Legal AI quality should be tested, not promised. I build harnesses that check whether an output is grounded, complete, and safe to rely on, and that count the failures lawyers care about — a risk flagged at the wrong severity, a citation that is not in the document.
| Repository | Focus |
|---|---|
contract-review-eval-harness |
Scores contract-review output against a gold answer set: clause precision/recall, risk-flag accuracy, citation grounding, hallucination count. |
Useful legal AI keeps intake structured, assumptions visible, and human judgment in the loop. These prototypes explore how agentic legal work stays trustworthy without skipping review, provenance, or approval.
| Repository | Focus |
|---|---|
legal-ops-agent |
Supervised workflow: typed matter intake, risk triage, reviewer routing, approval-controlled export, audit trail. |
legal-ai-adoption-dashboard |
Adoption signals after the demo — account health, practice-group usage, blockers, product feedback. |
ai-saas-legal-ops-starter-kit |
Operating layer for recurring AI SaaS legal work: contract intake, DPA triage, vendor review, launch governance. |
legal-ai-workshop-kit |
Enablement materials for legal AI workshops, workflow discovery, and adoption follow-up. |
This is the part no generalist engineer can fake. I encode EU regulation into deterministic checks with cited findings and a visible review state — designed as a review packet, never as legal advice.
| Repository | Focus |
|---|---|
eu-ai-act-classifier |
First-pass EU AI Act classification with cited risk tiers, obligations, timelines, and review status. |
eu-financial-reg-horizon-scanner |
Source-aware monitoring for EU financial regulation. |
micar-whitepaper-linter |
Deterministic MiCAR white-paper checks with cited findings and remediation output. |
MiCAR-Authorization-Co-Pilot |
Source-anchored MiCAR authorisation drafting and review workflow. |
dora-third-party-register-and-resilience-workbench |
DORA third-party register and resilience-testing workbench with board-pack export. |
Useful legal AI is not about generating text. The harder questions are the ones I build around:
- Is the legal intake structured before drafting begins?

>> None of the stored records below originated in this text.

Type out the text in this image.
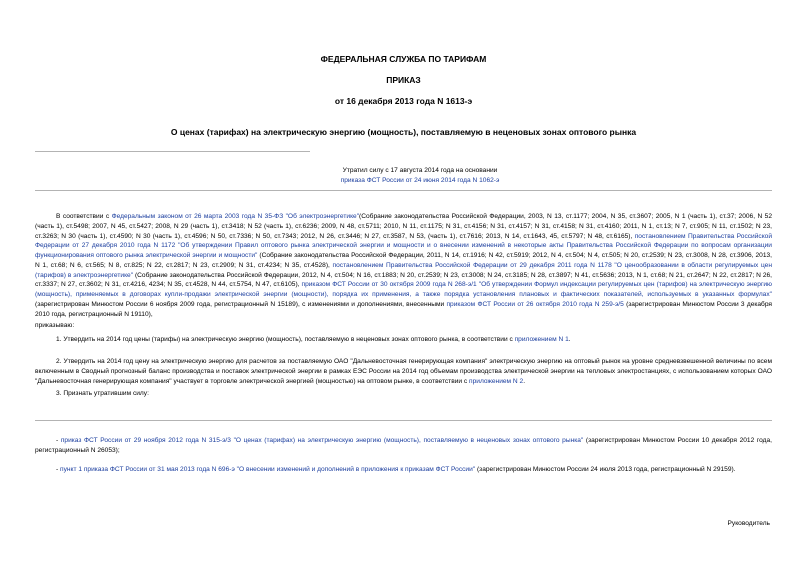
ФЕДЕРАЛЬНАЯ СЛУЖБА ПО ТАРИФАМ
ПРИКАЗ
от 16 декабря 2013 года N 1613-э
О ценах (тарифах) на электрическую энергию (мощность), поставляемую в неценовых зонах оптового рынка
Утратил силу с 17 августа 2014 года на основании
приказа ФСТ России от 24 июня 2014 года N 1062-э

В соответствии с Федеральным законом от 26 марта 2003 года N 35-ФЗ "Об электроэнергетике"(Собрание законодательства Российской Федерации, 2003, N 13, ст.1177; 2004, N 35, ст.3607; 2005, N 1 (часть 1), ст.37; 2006, N 52 (часть 1), ст.5498; 2007, N 45, ст.5427; 2008, N 29 (часть 1), ст.3418; N 52 (часть 1), ст.6236; 2009, N 48, ст.5711; 2010, N 11, ст.1175; N 31, ст.4156; N 31, ст.4157; N 31, ст.4158; N 31, ст.4160; 2011, N 1, ст.13; N 7, ст.905; N 11, ст.1502; N 23, ст.3263; N 30 (часть 1), ст.4590; N 30 (часть 1), ст.4596; N 50, ст.7336; N 50, ст.7343; 2012, N 26, ст.3446; N 27, ст.3587, N 53, (часть 1), ст.7616; 2013, N 14, ст.1643, 45, ст.5797; N 48, ст.6165), постановлением Правительства Российской Федерации от 27 декабря 2010 года N 1172 "Об утверждении Правил оптового рынка электрической энергии и мощности и о внесении изменений в некоторые акты Правительства Российской Федерации по вопросам организации функционирования оптового рынка электрической энергии и мощности" (Собрание законодательства Российской Федерации, 2011, N 14, ст.1916; N 42, ст.5919; 2012, N 4, ст.504; N 4, ст.505; N 20, ст.2539; N 23, ст.3008, N 28, ст.3906, 2013, N 1, ст.68; N 6, ст.565; N 8, ст.825; N 22, ст.2817; N 23, ст.2909; N 31, ст.4234; N 35, ст.4528), постановлением Правительства Российской Федерации от 29 декабря 2011 года N 1178 "О ценообразовании в области регулируемых цен (тарифов) в электроэнергетике" (Собрание законодательства Российской Федерации, 2012, N 4, ст.504; N 16, ст.1883; N 20, ст.2539; N 23, ст.3008; N 24, ст.3185; N 28, ст.3897; N 41, ст.5636; 2013, N 1, ст.68; N 21, ст.2647; N 22, ст.2817; N 26, ст.3337; N 27, ст.3602; N 31, ст.4216, 4234; N 35, ст.4528, N 44, ст.5754, N 47, ст.6105), приказом ФСТ России от 30 октября 2009 года N 268-э/1 "Об утверждении Формул индексации регулируемых цен (тарифов) на электрическую энергию (мощность), применяемых в договорах купли-продажи электрической энергии (мощности), порядка их применения, а также порядка установления плановых и фактических показателей, используемых в указанных формулах" (зарегистрирован Минюстом России 6 ноября 2009 года, регистрационный N 15189), с изменениями и дополнениями, внесенными приказом ФСТ России от 26 октября 2010 года N 259-э/5 (зарегистрирован Минюстом России 3 декабря 2010 года, регистрационный N 19110),

приказываю:

1. Утвердить на 2014 год цены (тарифы) на электрическую энергию (мощность), поставляемую в неценовых зонах оптового рынка, в соответствии с приложением N 1.

2. Утвердить на 2014 год цену на электрическую энергию для расчетов за поставляемую ОАО "Дальневосточная генерирующая компания" электрическую энергию на оптовый рынок на уровне средневзвешенной величины по всем включенным в Сводный прогнозный баланс производства и поставок электрической энергии в рамках ЕЭС России на 2014 год объемам производства электрической энергии на тепловых электростанциях, с использованием которых ОАО "Дальневосточная генерирующая компания" участвует в торговле электрической энергией (мощностью) на оптовом рынке, в соответствии с приложением N 2.

3. Признать утратившим силу:

- приказ ФСТ России от 29 ноября 2012 года N 315-э/3 "О ценах (тарифах) на электрическую энергию (мощность), поставляемую в неценовых зонах оптового рынка" (зарегистрирован Минюстом России 10 декабря 2012 года, регистрационный N 26053);

- пункт 1 приказа ФСТ России от 31 мая 2013 года N 696-э "О внесении изменений и дополнений в приложения к приказам ФСТ России" (зарегистрирован Минюстом России 24 июля 2013 года, регистрационный N 29159).

Руководитель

- Are assumptions, sources, and gaps visible?
- Can a user see what is draft, checked, approved, or blocked?
- Can quality be tested instead of merely asserted?
- Can the workflow make a lawyer faster without pretending judgment has disappeared?
That is why these projects lean on deterministic checks, evaluation scripts, explicit review states, blocked exports, and audit trails — not just prompts.
Partner at gunnercooke in Germany, advising on AI, SaaS, crypto, capital markets, payments, and EU financial regulation. German-qualified lawyer, admitted 2012; trained at Hengeler Mueller, Freshfields Bruckhaus Deringer, and Cleary Gottlieb. Earlier, data scientist at Dudenverlag building Python NLP pipelines.
Languages: German (native), English (fluent), French (professional working knowledge).
Synthetic examples only. No client data, no privileged material, no confidential negotiation history, no candidate data, no personal data. Public outputs are draft and review artifacts; they are not legal advice.